Hardware Requirements
For inference the model fits comfortably on a single modern GPU. The BERT‑base encoder (≈110 M parameters) typically requires 4–6 GB VRAM for a batch size of 1–2 sentences. Larger batch sizes (e.g., 8–16) benefit from 12 GB+ GPUs such as the NVIDIA RTX 3080, A100, or V100.
- GPU recommendation: NVIDIA RTX 3060 (12 GB) or higher; for high‑throughput pipelines, consider A100 (40 GB) or V100 (32 GB).
- CPU: 8‑core Intel Xeon or AMD Ryzen 7+, with at least 16 GB RAM for tokenization and data loading.
- Storage: Model files total ≈ 800 MB (weights, config, tokenizer). SSD preferred for fast loading.
- Latency: ~ 30 ms per sentence on a RTX 3080; ~ 80 ms on a mid‑range CPU.
Use Cases
The model shines in any workflow that must remove PHI from clinical narratives while keeping the text usable for downstream analytics.
- Hospital data warehouses: Automated scrubbing of radiology reports before they are indexed for research.
- Pharmaceutical R&D: De‑identifying trial notes to share with external partners.
- Health‑tech startups: Building HIPAA‑compliant NLP services (e.g., automated report summarization).
- Regulatory compliance tools: Integrating into FHIR pipelines to ensure outbound messages contain no PHI.
Training Details
Training leveraged a large, multi‑institutional corpus of radiology reports and medical notes:
- Datasets: 999 chest X‑ray & CT reports (Nov 2019‑Nov 2020) + 3 001 X‑ray notes + 2 193 medical notes = 6 193 documents, all token‑level annotated for PHI.

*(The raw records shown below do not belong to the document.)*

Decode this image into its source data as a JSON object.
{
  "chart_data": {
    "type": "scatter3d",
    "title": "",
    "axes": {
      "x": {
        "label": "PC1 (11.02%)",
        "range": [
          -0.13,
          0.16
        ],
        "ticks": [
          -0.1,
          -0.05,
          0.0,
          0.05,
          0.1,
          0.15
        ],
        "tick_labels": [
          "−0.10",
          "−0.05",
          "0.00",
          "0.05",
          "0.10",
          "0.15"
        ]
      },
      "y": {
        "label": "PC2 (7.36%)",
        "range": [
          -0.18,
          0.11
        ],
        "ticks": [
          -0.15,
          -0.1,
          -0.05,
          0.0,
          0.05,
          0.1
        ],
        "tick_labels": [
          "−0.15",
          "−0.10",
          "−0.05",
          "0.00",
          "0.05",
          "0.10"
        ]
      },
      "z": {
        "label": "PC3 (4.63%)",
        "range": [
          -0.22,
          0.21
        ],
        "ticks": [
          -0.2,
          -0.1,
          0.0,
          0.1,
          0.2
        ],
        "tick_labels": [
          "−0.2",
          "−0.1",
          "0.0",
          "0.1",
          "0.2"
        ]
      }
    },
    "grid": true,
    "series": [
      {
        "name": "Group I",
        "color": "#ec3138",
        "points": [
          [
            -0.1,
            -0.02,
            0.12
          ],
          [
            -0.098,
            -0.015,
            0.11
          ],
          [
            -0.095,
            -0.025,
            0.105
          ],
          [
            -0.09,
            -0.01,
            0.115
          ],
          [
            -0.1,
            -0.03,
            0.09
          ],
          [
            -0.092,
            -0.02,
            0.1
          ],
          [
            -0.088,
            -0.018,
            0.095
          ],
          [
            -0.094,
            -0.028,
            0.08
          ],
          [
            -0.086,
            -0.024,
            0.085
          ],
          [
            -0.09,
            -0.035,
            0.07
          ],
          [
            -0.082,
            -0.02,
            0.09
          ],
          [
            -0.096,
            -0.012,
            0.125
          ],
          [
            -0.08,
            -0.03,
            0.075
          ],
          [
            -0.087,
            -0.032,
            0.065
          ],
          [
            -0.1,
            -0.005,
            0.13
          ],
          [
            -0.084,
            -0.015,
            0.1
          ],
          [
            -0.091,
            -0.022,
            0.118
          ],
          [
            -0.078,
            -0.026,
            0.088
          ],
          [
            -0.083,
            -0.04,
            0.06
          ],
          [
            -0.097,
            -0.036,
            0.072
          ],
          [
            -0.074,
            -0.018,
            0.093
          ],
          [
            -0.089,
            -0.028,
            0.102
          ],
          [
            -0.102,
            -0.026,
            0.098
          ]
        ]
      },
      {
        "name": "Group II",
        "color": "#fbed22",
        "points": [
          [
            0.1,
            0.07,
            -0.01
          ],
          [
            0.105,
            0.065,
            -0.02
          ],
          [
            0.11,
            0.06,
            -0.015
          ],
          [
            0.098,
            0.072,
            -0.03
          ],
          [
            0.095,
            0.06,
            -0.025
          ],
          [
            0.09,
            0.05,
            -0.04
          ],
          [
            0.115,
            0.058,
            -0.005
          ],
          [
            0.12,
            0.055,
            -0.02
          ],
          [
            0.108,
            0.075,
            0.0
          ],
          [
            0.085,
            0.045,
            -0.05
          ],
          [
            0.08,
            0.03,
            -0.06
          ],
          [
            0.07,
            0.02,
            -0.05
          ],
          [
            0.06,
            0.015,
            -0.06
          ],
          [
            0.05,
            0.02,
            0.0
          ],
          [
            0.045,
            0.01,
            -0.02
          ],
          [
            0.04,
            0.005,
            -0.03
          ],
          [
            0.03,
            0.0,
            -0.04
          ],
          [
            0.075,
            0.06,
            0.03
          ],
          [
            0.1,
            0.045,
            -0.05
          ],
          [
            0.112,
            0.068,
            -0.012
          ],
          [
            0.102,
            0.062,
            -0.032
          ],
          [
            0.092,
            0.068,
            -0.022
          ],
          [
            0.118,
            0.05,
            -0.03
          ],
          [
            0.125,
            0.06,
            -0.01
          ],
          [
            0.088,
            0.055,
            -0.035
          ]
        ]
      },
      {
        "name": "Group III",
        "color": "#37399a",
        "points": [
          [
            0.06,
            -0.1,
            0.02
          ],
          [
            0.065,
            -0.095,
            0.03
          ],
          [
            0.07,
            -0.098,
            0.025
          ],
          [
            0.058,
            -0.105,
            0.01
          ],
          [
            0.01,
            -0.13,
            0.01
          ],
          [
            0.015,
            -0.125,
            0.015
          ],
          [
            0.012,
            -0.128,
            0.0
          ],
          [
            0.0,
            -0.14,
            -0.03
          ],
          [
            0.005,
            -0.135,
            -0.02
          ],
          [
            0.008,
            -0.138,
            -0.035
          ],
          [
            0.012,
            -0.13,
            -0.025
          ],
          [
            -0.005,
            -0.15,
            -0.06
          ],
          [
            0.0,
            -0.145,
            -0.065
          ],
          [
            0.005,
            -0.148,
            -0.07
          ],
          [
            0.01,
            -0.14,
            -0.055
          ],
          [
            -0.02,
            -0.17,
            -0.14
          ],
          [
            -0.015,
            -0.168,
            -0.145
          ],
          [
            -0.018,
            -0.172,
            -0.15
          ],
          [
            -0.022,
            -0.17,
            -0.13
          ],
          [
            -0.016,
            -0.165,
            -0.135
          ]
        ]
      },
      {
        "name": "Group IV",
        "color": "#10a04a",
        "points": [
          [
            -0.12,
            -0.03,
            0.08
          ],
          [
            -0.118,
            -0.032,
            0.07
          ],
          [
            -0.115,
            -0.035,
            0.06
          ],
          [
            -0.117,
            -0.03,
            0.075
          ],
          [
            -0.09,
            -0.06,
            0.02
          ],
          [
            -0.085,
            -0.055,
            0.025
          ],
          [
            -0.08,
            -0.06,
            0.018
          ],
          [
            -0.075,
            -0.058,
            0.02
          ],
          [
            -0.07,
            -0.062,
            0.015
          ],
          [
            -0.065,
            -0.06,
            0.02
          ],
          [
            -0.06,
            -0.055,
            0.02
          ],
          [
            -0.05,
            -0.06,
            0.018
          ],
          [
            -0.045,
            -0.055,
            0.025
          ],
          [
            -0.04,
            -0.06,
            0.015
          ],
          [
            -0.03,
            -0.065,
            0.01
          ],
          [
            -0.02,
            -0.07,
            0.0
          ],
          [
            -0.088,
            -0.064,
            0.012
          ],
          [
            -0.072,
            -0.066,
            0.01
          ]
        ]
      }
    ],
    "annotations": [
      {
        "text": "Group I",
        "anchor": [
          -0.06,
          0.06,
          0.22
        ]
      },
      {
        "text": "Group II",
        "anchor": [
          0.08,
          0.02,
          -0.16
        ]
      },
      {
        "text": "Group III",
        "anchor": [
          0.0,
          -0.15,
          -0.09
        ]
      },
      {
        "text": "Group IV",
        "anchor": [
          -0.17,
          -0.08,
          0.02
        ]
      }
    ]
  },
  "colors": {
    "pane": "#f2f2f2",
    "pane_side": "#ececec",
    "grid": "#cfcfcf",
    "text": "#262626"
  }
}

- Pre‑training: PubMedBERT (uncased) weights as the base encoder.
- Fine‑tuning: Token‑classification head trained with cross‑entropy loss, using data‑augmentation (synthetic PHI generation) and “hide‑in‑plain‑sight” surrogate replacement.
- Compute: Trained on 4 × NVIDIA V100 GPUs (≈ 32 GB each) for ~ 12 hours (batch size 32, learning rate 3e‑5, 3 epochs).
- Fine‑tuning capability: Users can re‑train the classification head on institution‑specific PHI patterns by loading the base weights and supplying a small annotated set (few‑shot fine‑tuning).
Licensing Information
The repository tags list a license:mit but the model card’s top‑level field shows License: unknown. In practice, the underlying code and weights are distributed under the MIT License as indicated by the tag. The MIT license is permissive:
- Allows commercial, academic, and private use without fee.
- Requires preservation of the original copyright notice and license text in redistributed copies.
- No warranty; you assume all risk.
If you intend to embed the model in a proprietary product, retain the MIT notice in your documentation or “About” section. Should the final license be clarified as “unknown,” treat it as “source‑available” and contact the authors (StanfordAIMI) before commercial redistribution.